A história da mulher de seu Vieira
Aproveito
para contar a história de mulher do senhor Vieira, tal como se deu, tintim por
tintim, circulam versões desencontradas, cada qual conta o conto à sua maneira,
a maioria ouviu o galo cocoricar, mas não sabe da música a metade.
Estávamos
Calasans Neto e Auta Rosa, Zélia e eu em Casablanca, hospedados em um dos
melhores hotéis da cidade, Auta
descobriu uma barata no quarto, comunicou a Zélia, o hotel foi para a lista
negra. Como viajaríamos naquele mesmo dia para Marrakech, decidimos visitar o
outro melhor hotel, no lado oposto da praça, bisbilhotar conforto e limpeza,
nele reservar acomodações para nossa volta, uma semana após, se valesse a pena.
Na portaria buscávamos informações sobre
os quartos quando um senhor ainda jovem, bem-posto, ar esportivo, que me fitava
curioso, perguntou-me se era brasileiro, escritor e se meu nome era. Efusão
patriótica, troca de gentilezas, o compatriota ao saber ao que vínhamos elogiou
o hotel, limpíssimo, nem sombra de baratas, propôs mostrar-nos seu apartamento
para que julgássemos. Tentei recusar, quem disse, dona Rosa e dona Zélia
queriam comprovar as vantagens, aceitaram, impuseram, acompanhamos o senhor Vieira
– Vieira de Santa Catarina, se apresentara – ao oitavo andar. Tomou a frente,
bateu à porta, foi aberta por uma criança de seus cinco anos. Onde vai a corda
vai a caçamba, disse o anfitrião, não sei por que a declaração me fez
imaginá-lo viúvo a correr coxia com a filha órfã. Entramos às apalpadelas pelo
corredor ao lado da casa de banho, o apartamento mergulhado na mais negra
escuridão. Vieira adiantou-se quarto adentro direto para o janelão, eu atrás
dele, os demais atrás de mim. Num repelão Vieira abre as cortinas, a luz
matinal de Casablanca invade a habitação, ouve-se um grito de mulher: Vieira, o
que é isso? É Jorge Amado, minha filha, explica o bom leitor no auge do
contentamento, aponta-me com o dedo, em seguida me informa: essa aí é minha esposa.

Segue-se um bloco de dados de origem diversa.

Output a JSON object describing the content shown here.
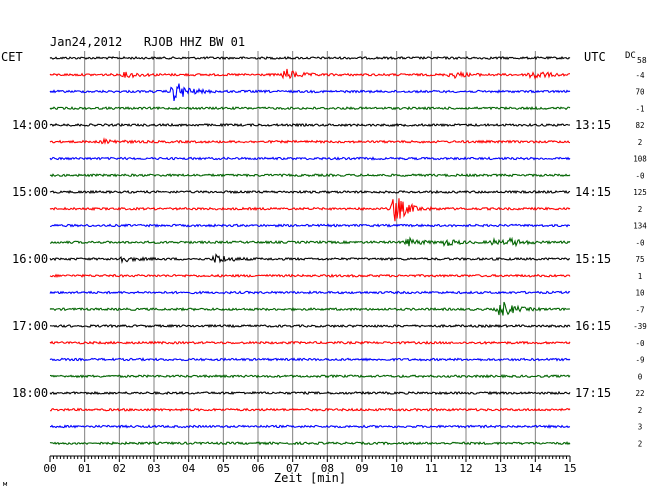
{
  "chart_data": {
    "type": "line",
    "title": "Jan24,2012   RJOB HHZ BW 01",
    "left_label": "CET",
    "right_label": "UTC",
    "dc_label": "DC",
    "dc_value_top": "58",
    "xlabel": "Zeit [min]",
    "xlim": [
      0,
      15
    ],
    "x_ticks": [
      "00",
      "01",
      "02",
      "03",
      "04",
      "05",
      "06",
      "07",
      "08",
      "09",
      "10",
      "11",
      "12",
      "13",
      "14",
      "15"
    ],
    "grid": true,
    "left_hours": [
      {
        "row": 4,
        "label": "14:00"
      },
      {
        "row": 8,
        "label": "15:00"
      },
      {
        "row": 12,
        "label": "16:00"
      },
      {
        "row": 16,
        "label": "17:00"
      },
      {
        "row": 20,
        "label": "18:00"
      }
    ],
    "right_hours": [
      {
        "row": 4,
        "label": "13:15"
      },
      {
        "row": 8,
        "label": "14:15"
      },
      {
        "row": 12,
        "label": "15:15"
      },
      {
        "row": 16,
        "label": "16:15"
      },
      {
        "row": 20,
        "label": "17:15"
      }
    ],
    "row_colors": [
      "#000000",
      "#ff0000",
      "#0000ff",
      "#006400"
    ],
    "series": [
      {
        "row": 0,
        "dc": "",
        "events": []
      },
      {
        "row": 1,
        "dc": "-4",
        "events": [
          {
            "t": 2.2,
            "amp": 0.35
          },
          {
            "t": 6.8,
            "amp": 0.7
          },
          {
            "t": 11.6,
            "amp": 0.4
          },
          {
            "t": 13.9,
            "amp": 0.7
          }
        ]
      },
      {
        "row": 2,
        "dc": "70",
        "events": [
          {
            "t": 3.6,
            "amp": 1.4
          }
        ]
      },
      {
        "row": 3,
        "dc": "-1",
        "events": []
      },
      {
        "row": 4,
        "dc": "82",
        "events": []
      },
      {
        "row": 5,
        "dc": "2",
        "events": [
          {
            "t": 1.6,
            "amp": 0.3
          }
        ]
      },
      {
        "row": 6,
        "dc": "108",
        "events": []
      },
      {
        "row": 7,
        "dc": "-0",
        "events": []
      },
      {
        "row": 8,
        "dc": "125",
        "events": []
      },
      {
        "row": 9,
        "dc": "2",
        "events": [
          {
            "t": 9.95,
            "amp": 1.8
          }
        ]
      },
      {
        "row": 10,
        "dc": "134",
        "events": []
      },
      {
        "row": 11,
        "dc": "-0",
        "events": [
          {
            "t": 10.3,
            "amp": 0.5
          },
          {
            "t": 11.4,
            "amp": 0.4
          },
          {
            "t": 12.8,
            "amp": 0.3
          },
          {
            "t": 13.3,
            "amp": 0.4
          }
        ]
      },
      {
        "row": 12,
        "dc": "75",
        "events": [
          {
            "t": 2.0,
            "amp": 0.4
          },
          {
            "t": 4.8,
            "amp": 0.6
          }
        ]
      },
      {
        "row": 13,
        "dc": "1",
        "events": []
      },
      {
        "row": 14,
        "dc": "10",
        "events": []
      },
      {
        "row": 15,
        "dc": "-7",
        "events": [
          {
            "t": 13.0,
            "amp": 1.1
          }
        ]
      },
      {
        "row": 16,
        "dc": "-39",
        "events": []
      },
      {
        "row": 17,
        "dc": "-0",
        "events": []
      },
      {
        "row": 18,
        "dc": "-9",
        "events": []
      },
      {
        "row": 19,
        "dc": "0",
        "events": []
      },
      {
        "row": 20,
        "dc": "22",
        "events": []
      },
      {
        "row": 21,
        "dc": "2",
        "events": []
      },
      {
        "row": 22,
        "dc": "3",
        "events": []
      },
      {
        "row": 23,
        "dc": "2",
        "events": []
      }
    ]
  }
}
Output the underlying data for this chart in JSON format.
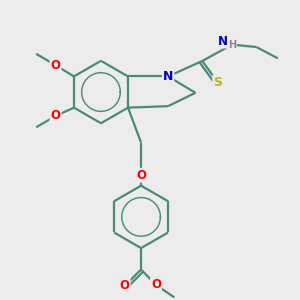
{
  "bg_color": "#ececec",
  "bond_color": "#4a8a7a",
  "bond_width": 1.6,
  "atom_colors": {
    "O": "#ff0000",
    "N": "#0000cc",
    "S": "#bbbb00",
    "H": "#888888",
    "C": "#333333"
  }
}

Olho e vejo essa aí estendida nua em pelo na cama de casal, êxtase, visão, como
direi? Não direi nada, nada disse, apenas arregalei os olhos, essa aí ergueu o
busto, a luz banhou-lhe os seios, aleluia! Dona de casa civilizada convidou-me
a sentar na cama, convite que não estendeu aos demais, certamente por não lhe
terem sido apresentados: o marido pronunciara apenas o meu nome.
Sentei-me
por um instante fugidio, pois Zélia já dava por visto e aprovado o apartamento,
agradecia e se mandava, arrastando-nos na pressa de sair, ainda hoje não
entendo o motivo de tanto açodamento: Vieira acompanhou-nos à porta, a criança
pela mão, dissemos muito obrigado, despedimo-nos. A caminho do elevador
comentei com Calasans, as senhoras iam à frente:
- Lavaste os olhos, hein, Calá?
- Lavei os
olhos, como?
- Ora,
como! Com a nudez da mulher de seu Vieira.
- Nudez?
Que me contas, que história é essa?
Ora, pois,
após cruzar a porta, aturdido pela escuridão, Calasans Neto deixara-se ficar no
corredor do apartamento, não chegara a entrar no quarto e eu não me dera conta.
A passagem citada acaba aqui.